Delivery of the shares against payment therefor in respect of each Advance Notice shall be settled promptly following each sale pursuant to the SEPA. In connection with any Advance Notice, if any portion of an advance would cause Yorkville’s beneficial ownership of our then outstanding common stock to exceed 4.99%, then such portion shall automatically be deemed to be withdrawn by us (with no further action required by us) and modified to reduce the amount of the advance requested by an amount equal to such withdrawn portion. We may terminate the SEPA upon five trading days of prior notice to Yorkville, provided that there are no Advance Notices outstanding and we have paid to Yorkville all amounts then due.

 

In addition to the issuance of our common stock to Yorkville pursuant to the SEPA, the Prospectus Supplement, as amended by this Amendment, also covers the resale of those shares from time to time by Yorkville to the public. Though we have been advised by Yorkville, and Yorkville represents in the SEPA, that Yorkville is purchasing the shares for its own account, for investment purposes in which it takes investment risk (including, without limitation, the risk of loss), and without any view or intention to distribute such shares in violation of the Securities Act or any other applicable securities laws, the SEC may take the position that Yorkville may be deemed an “underwriter” within the meaning of Section 2(a)(11) of the Securities Act.
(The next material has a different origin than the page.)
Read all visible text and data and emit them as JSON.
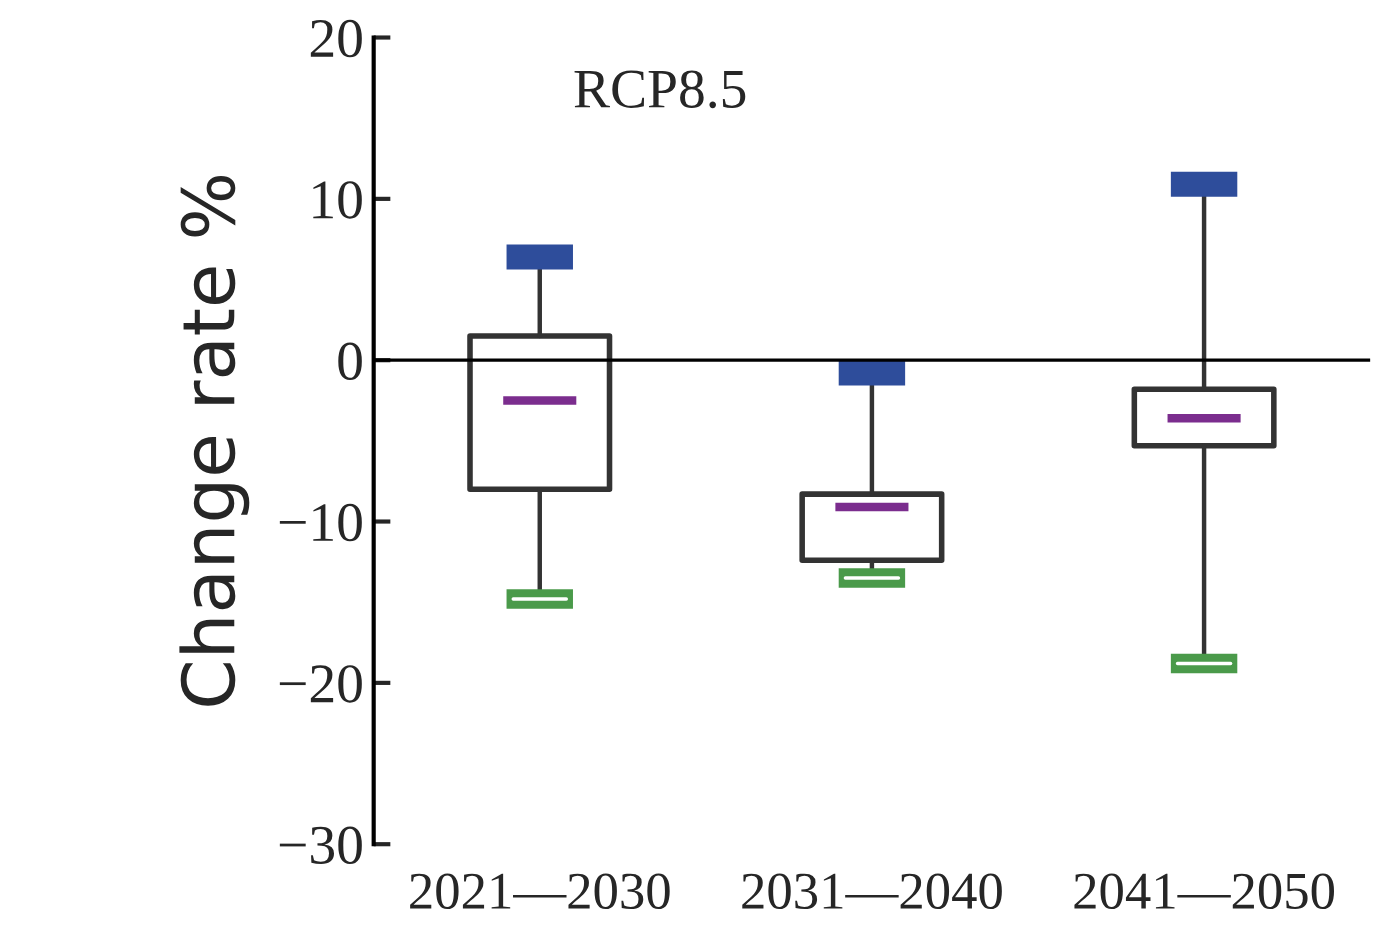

We have agreed in the SEPA to provide customary indemnification to Yorkville. It is possible that our shares may be sold by Yorkville in one or more of the following manners:

 

  ordinary brokerage transactions and transactions in which the broker solicits purchasers;

 

  a block trade in which the broker or dealer so engaged will attempt to sell the shares as agent, but may position and resell a portion of the block as principal to facilitate the transaction;

 

  to a broker-dealer as principal and resale by the broker-dealer for its account; or

 

  a combination of any such methods of sale.

 

Yorkville has agreed that, during the term of the SEPA, neither Yorkville nor its affiliates will engage in any short sales or hedging transactions with respect to our common stock, provided that upon receipt of an Advance Notice Yorkville may sell shares that it is obligated to purchase under such Advance Notice prior to taking possession of such shares.

 

Yorkville may be subject to liability under the federal securities laws and must comply with the requirements of the Exchange Act, including without limitation, Rule 10b-5 and Regulation M under the Exchange Act. These rules and regulations may limit the timing of purchases and sales of our common stock by Yorkville. Under these rules and regulations, Yorkville:

 

  may not engage in any stabilization activity in connection with our securities;

 

  must furnish each broker which offers shares of our common stock covered by the prospectus supplement and accompanying prospectus that are a part of our registration statement with the number of copies of such prospectus supplement and accompanying prospectus which are required by each broker; and

 

  may not bid for or purchase any of our securities or attempt to induce any person to purchase any of our securities other than as permitted under the Exchange Act.

 

These restrictions may affect the marketability of the shares by Yorkville.